The team of researchers led by MRC Epidemiology Unit at Cambridge University reviewed 17 observational studies, none of which were funded by industry, and found the incidence of type 2 diabetes increased 18% per serving per day for habitual drinkers. When obesity, a potential confounding factor, was taken into account this dropped to 13%.
Artificially sweetened drinks and fruit juices, which have been suggested as a healthier alternative for sugar sweetened beverages, also were associated with an 18% and 7% increased incidence of diabetes per serving per day after controlling for obesity.
While bias and other confounding factors weaken the evidence of association with artificially sweetened beverages and juice, the researchers could find little evidence of additional benefits from these drinks – making them unlikely to be healthier alternatives, according to the study.
With this in mind, the study adds, “fruit juice consumption should not be a part of dietary recommendations for greater consumption of fruits and vegetables,” and should be limited by children.
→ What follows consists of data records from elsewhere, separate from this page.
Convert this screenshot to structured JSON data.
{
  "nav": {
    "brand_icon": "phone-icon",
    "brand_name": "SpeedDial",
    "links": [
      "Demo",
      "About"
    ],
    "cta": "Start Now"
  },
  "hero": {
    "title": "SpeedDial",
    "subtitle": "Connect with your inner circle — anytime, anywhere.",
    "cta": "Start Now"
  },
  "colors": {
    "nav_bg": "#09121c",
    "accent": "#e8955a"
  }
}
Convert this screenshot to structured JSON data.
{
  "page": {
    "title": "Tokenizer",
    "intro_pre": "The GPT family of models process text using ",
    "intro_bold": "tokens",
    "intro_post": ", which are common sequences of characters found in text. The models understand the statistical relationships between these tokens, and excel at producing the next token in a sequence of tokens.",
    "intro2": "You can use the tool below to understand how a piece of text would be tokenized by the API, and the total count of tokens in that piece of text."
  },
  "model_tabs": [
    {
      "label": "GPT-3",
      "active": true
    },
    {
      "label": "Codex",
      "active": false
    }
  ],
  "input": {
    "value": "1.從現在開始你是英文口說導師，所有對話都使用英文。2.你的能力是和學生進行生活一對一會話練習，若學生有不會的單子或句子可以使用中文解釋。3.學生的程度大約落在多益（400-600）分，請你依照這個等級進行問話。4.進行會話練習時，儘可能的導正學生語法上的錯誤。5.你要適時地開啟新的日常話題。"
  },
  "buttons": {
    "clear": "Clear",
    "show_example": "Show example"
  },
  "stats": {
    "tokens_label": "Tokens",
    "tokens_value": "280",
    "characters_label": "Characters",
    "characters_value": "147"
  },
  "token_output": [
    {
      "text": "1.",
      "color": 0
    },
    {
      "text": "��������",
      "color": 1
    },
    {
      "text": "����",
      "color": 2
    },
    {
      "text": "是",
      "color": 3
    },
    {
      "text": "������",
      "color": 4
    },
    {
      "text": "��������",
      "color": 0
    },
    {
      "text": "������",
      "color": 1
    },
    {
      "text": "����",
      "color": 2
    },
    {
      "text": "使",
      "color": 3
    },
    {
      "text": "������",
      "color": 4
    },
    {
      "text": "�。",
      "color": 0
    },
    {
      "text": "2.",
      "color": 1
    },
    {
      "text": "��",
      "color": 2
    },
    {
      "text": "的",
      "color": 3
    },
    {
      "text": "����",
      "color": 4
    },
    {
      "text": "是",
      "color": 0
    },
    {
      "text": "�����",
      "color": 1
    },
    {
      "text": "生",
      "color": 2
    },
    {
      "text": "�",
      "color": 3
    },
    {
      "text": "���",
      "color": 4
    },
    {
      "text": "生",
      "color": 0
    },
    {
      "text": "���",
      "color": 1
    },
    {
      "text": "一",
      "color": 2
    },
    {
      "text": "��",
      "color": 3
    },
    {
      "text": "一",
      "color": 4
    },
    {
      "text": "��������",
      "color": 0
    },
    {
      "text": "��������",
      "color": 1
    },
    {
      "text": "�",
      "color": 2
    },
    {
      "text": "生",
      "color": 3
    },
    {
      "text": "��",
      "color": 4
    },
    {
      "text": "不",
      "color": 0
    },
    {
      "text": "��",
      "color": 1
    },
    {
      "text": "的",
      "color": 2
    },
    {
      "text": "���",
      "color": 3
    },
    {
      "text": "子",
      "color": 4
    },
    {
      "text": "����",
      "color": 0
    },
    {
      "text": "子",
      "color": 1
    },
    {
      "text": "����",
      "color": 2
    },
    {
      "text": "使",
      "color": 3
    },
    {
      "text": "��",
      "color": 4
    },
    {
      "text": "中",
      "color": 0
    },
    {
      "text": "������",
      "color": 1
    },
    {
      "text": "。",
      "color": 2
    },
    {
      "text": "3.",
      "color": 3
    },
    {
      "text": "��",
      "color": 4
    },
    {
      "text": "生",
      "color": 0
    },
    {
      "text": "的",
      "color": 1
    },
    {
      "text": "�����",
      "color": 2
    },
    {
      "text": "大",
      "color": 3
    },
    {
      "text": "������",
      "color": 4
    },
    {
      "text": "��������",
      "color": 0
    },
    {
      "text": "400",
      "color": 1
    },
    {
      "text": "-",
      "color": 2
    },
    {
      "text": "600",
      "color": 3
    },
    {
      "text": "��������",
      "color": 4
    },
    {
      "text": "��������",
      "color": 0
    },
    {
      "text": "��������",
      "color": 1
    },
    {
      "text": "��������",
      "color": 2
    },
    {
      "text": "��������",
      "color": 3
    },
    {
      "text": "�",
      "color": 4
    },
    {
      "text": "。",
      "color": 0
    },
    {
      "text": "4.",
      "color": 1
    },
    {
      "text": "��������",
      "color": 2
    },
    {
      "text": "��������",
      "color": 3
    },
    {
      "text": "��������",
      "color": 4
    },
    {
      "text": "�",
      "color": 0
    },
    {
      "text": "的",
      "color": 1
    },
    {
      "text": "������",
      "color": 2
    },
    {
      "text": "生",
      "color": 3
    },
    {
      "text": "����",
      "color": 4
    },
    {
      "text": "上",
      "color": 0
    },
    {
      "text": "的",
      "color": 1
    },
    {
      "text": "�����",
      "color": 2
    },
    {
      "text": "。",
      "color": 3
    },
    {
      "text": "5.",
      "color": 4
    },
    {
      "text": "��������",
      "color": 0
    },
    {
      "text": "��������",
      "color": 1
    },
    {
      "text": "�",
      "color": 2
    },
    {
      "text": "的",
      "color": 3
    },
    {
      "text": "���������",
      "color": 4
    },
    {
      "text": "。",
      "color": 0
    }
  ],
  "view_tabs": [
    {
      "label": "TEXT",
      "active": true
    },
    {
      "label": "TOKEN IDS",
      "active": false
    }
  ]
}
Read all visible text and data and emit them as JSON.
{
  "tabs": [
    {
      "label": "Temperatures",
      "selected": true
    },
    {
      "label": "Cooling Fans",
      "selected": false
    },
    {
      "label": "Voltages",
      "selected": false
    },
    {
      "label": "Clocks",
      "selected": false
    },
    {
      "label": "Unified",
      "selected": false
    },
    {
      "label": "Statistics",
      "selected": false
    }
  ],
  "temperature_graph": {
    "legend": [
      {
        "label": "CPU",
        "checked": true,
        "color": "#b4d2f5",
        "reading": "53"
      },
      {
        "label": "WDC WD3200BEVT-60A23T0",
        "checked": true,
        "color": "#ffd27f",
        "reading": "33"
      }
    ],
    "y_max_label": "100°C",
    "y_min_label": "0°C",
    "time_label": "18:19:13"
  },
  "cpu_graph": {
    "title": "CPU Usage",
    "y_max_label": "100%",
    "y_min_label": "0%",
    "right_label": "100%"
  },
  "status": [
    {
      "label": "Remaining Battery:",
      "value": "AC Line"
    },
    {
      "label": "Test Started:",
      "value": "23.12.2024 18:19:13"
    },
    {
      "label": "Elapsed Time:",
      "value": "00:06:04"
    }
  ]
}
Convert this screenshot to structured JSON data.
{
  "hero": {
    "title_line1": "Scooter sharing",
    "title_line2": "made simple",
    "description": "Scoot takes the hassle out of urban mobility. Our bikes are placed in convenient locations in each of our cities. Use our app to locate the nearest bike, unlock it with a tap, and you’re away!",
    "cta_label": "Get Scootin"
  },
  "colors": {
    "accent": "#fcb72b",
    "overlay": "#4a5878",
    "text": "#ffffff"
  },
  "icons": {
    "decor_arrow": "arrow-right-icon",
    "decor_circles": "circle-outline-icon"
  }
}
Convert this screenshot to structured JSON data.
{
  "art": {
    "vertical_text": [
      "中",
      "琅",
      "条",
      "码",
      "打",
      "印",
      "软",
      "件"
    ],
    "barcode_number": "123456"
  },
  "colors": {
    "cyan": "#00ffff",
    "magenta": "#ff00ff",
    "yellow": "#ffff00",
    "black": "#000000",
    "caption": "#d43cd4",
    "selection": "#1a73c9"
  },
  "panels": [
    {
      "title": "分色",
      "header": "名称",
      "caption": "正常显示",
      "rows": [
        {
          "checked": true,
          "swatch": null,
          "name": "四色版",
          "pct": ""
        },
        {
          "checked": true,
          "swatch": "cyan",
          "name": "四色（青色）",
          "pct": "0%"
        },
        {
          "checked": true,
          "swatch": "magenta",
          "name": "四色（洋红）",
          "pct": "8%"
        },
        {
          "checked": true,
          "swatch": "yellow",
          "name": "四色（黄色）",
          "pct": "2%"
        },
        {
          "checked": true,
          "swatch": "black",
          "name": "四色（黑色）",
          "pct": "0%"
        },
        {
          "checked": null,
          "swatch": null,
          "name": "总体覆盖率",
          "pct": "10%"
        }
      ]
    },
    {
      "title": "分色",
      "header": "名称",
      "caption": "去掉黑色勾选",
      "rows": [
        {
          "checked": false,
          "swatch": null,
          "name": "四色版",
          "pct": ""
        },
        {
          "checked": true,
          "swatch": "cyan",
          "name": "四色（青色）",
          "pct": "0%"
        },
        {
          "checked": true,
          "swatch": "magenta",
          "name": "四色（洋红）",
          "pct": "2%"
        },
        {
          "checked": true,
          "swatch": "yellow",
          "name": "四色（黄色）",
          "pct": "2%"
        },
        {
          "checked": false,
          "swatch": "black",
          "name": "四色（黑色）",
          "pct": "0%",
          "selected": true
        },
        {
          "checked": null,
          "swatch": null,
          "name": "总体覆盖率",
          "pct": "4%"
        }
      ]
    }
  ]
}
The findings reinforce the 2015 dietary guidelines advisory committee’s controversial recommendation that Americans should drink fewer sugary drinks. The blunt recommendation earned appreciation from the Center for Science in the Public Interest, and criticism from the American Beverage Association.
The researchers stressed their study does not show a causal relationships, but they hypothesized the sugars in the sugar sweetened beverages could acutely increase blood glucose levels and have a higher glycemic index. In addition, they say, fructose promotes hepatic lipogenesis and insulin resistance.
They also hypothesize artificially sweetened beverages “might have effects on hormones, microbiota and taste preferences, but evidence for these remain weak.”